And an interesting one...
View attachment 598908
https://twitter.com/cruise/status/1316786478291320834?s=21
I’m really hoping that the rush to keep up with Elon is not going to result in a loss of life on one of these platforms. I’m all for Tesla FSD. No clue about Waymo, Cruise, Uber, and the zillions of others’ reliability.
I don't think its a "rush to keep up with Elon" -- FSD has been "around the corner" going by Elon for quite a while. Forget about Tesla for a minute and consider the Waymo/Cruise approach.
They rely on hi-res mapping and LIDAR with a tendency to rely on proven routes. By using the crutch of LIDAR & mapping they are able to brute force their way to a limited solution. It also makes getting regulatory approval easier: you are asking for a particular region (even a subset of a city) and have high focus on that region.
Then consider the market to be addressed. Waymo and Cruise are after the rideshare market, undercutting it by eliminating the driver. The high cost of LIDAR is not that much of a setback in this approach -- it raises upfront costs, but the recurring revenue will make up for that. In other words, it just extends the ROI.
Its been clear for a while that Waymo would have approved FSD in some market before Tesla does, and Waymo is going for the same market so for Cruise it is Waymo that is the competition.
What about Tesla? A generalized approach is far more powerful, but in consequence requires far more data in order to achieve approval because it isn't being geo-fenced. Also, the market for Tesla FSD is currently the retail market. They are selling it bundled with a car to normal people. All of this puts Tesla in a different place.
I believe that Waymo and Cruise have faith in their approach and thus they see as Tesla pursuing a phantom. They don't care about Tesla, other than maybe concern for bad press about autonomy, but they are ready to loudly clarify how their solution is fundamentally different than Tesla's.
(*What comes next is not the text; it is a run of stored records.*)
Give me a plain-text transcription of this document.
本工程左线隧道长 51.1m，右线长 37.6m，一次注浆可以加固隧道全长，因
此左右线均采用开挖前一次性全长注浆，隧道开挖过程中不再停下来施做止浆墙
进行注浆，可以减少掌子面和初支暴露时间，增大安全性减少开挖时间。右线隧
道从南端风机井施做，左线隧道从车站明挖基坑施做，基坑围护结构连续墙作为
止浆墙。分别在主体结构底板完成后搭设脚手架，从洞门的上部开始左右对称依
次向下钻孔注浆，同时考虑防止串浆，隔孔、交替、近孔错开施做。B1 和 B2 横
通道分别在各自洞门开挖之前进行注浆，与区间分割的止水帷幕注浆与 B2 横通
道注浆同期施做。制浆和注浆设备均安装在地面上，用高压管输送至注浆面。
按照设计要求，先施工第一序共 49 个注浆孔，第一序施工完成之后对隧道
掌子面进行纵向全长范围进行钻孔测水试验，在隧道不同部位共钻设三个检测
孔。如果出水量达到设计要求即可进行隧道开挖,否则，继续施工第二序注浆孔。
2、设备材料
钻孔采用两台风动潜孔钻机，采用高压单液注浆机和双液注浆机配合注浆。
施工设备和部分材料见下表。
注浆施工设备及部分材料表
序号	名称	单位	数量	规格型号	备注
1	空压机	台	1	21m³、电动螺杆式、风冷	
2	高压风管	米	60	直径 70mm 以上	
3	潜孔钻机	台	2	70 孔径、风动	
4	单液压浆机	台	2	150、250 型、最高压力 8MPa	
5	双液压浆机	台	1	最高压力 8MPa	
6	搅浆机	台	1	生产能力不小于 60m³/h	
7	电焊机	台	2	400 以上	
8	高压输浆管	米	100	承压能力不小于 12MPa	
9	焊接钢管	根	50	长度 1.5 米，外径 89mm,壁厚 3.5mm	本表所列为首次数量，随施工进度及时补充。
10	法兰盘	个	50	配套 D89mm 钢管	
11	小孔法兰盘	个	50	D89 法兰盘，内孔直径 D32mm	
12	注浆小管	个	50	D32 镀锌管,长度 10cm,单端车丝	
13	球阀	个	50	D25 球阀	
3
The problem for Waymo and Cruise will be if Tesla achieves a robotaxi release before they have entered enough markets to give them revenue to keep growing while operating. I think that is currently an open question. Last year Waymo had clear intentions on being a robotaxi by end of year, but it looks like that is delayed to this one (the most recent news was that they would gradually expand to being fully open to the public, not that they are right now).
Consider, it took Waymo a year to go from a "complete" solution to an "approved" solution even with the time advantage of LIDAR/geo-fence. How long will it take Tesla? Will their massive data collection compensate for the generality?